Key real estate initiatives include lower lending rates and relaxed deposit requirements to stabilise property values. For consumers, government support focuses on boosting income for low- and middle-income workers, encouraging spending and strengthening economic sentiment.
Suleman viewed the stimulus as an opportunity for China to break away from the “cycle of negativity” surrounding its economy. While these measures could help, he said, they may not fully resolve its deep-rooted issues.
“While stimulus can provide short-term relief, it rarely addresses long-term structural challenges.”
Though Chinese markets have rallied since the announcement, Suleman believed there was still room for further rerating. He said China had historically underperformed the US and global indices, and current valuations were relatively low by historical standards.
The market’s price-to-earnings ratio, he said, hovers at about 13 times — much lower than the US (S&P 500) and India, which had recently attracted capital flows away from China.
Despite these hurdles, Suleman saw compelling prospects in China’s technology and consumer sectors, where companies were trading at a discount compared to their US and Indian peers.

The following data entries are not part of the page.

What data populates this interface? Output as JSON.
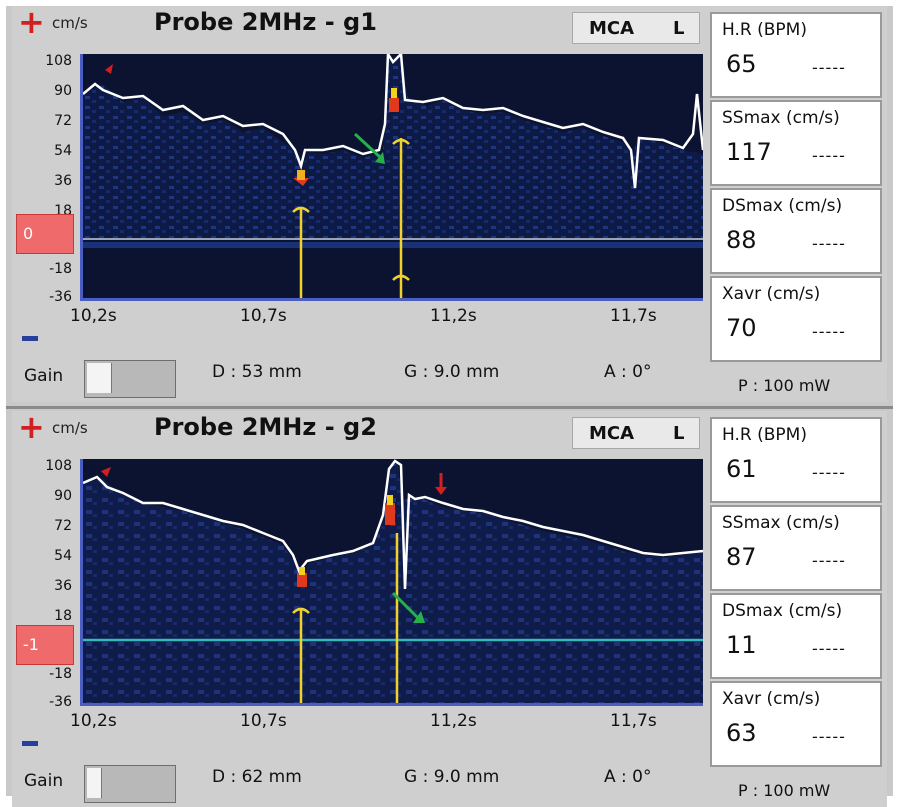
{
  "colors": {
    "positive": "#d21f1f",
    "negative": "#2a3e9e",
    "spectrum_bg": "#0b1331",
    "envelope": "#ffffff",
    "marker": "#f0d22b",
    "baseline_box": "#ef6b6b",
    "green_arrow": "#25b04a"
  },
  "panels": [
    {
      "plus_icon": "+",
      "unit": "cm/s",
      "title": "Probe 2MHz - g1",
      "artery": "MCA",
      "side": "L",
      "y_ticks": [
        "108",
        "90",
        "72",
        "54",
        "36",
        "18",
        "-18",
        "-36"
      ],
      "baseline": "0",
      "x_ticks": [
        "10,2s",
        "10,7s",
        "11,2s",
        "11,7s"
      ],
      "gain_label": "Gain",
      "depth": "D :  53 mm",
      "gate": "G : 9.0 mm",
      "angle": "A : 0°",
      "power": "P :  100 mW",
      "measurements": [
        {
          "label": "H.R (BPM)",
          "value": "65",
          "dash": "-----"
        },
        {
          "label": "SSmax (cm/s)",
          "value": "117",
          "dash": "-----"
        },
        {
          "label": "DSmax (cm/s)",
          "value": "88",
          "dash": "-----"
        },
        {
          "label": "Xavr (cm/s)",
          "value": "70",
          "dash": "-----"
        }
      ]
    },
    {
      "plus_icon": "+",
      "unit": "cm/s",
      "title": "Probe 2MHz - g2",
      "artery": "MCA",
      "side": "L",
      "y_ticks": [
        "108",
        "90",
        "72",
        "54",
        "36",
        "18",
        "-18",
        "-36"
      ],
      "baseline": "-1",
      "x_ticks": [
        "10,2s",
        "10,7s",
        "11,2s",
        "11,7s"
      ],
      "gain_label": "Gain",
      "depth": "D :  62 mm",
      "gate": "G : 9.0 mm",
      "angle": "A : 0°",
      "power": "P :  100 mW",
      "measurements": [
        {
          "label": "H.R (BPM)",
          "value": "61",
          "dash": "-----"
        },
        {
          "label": "SSmax (cm/s)",
          "value": "87",
          "dash": "-----"
        },
        {
          "label": "DSmax (cm/s)",
          "value": "11",
          "dash": "-----"
        },
        {
          "label": "Xavr (cm/s)",
          "value": "63",
          "dash": "-----"
        }
      ]
    }
  ]
}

Companies such as JD.com and Pinduoduo, which together controlled about 40% of China’s online retail market, were particularly appealing given their strong earnings growth and market positions, he said.
“Over time, we expect the multiple and hence valuation of the Chinese market to rise, as higher-quality businesses with more durable moats gain prominence in the index,” he said.
“While there are undeniable risks to investing in China, we believe that through careful stock selection, our China exposure will generate significant returns for our clients over time.”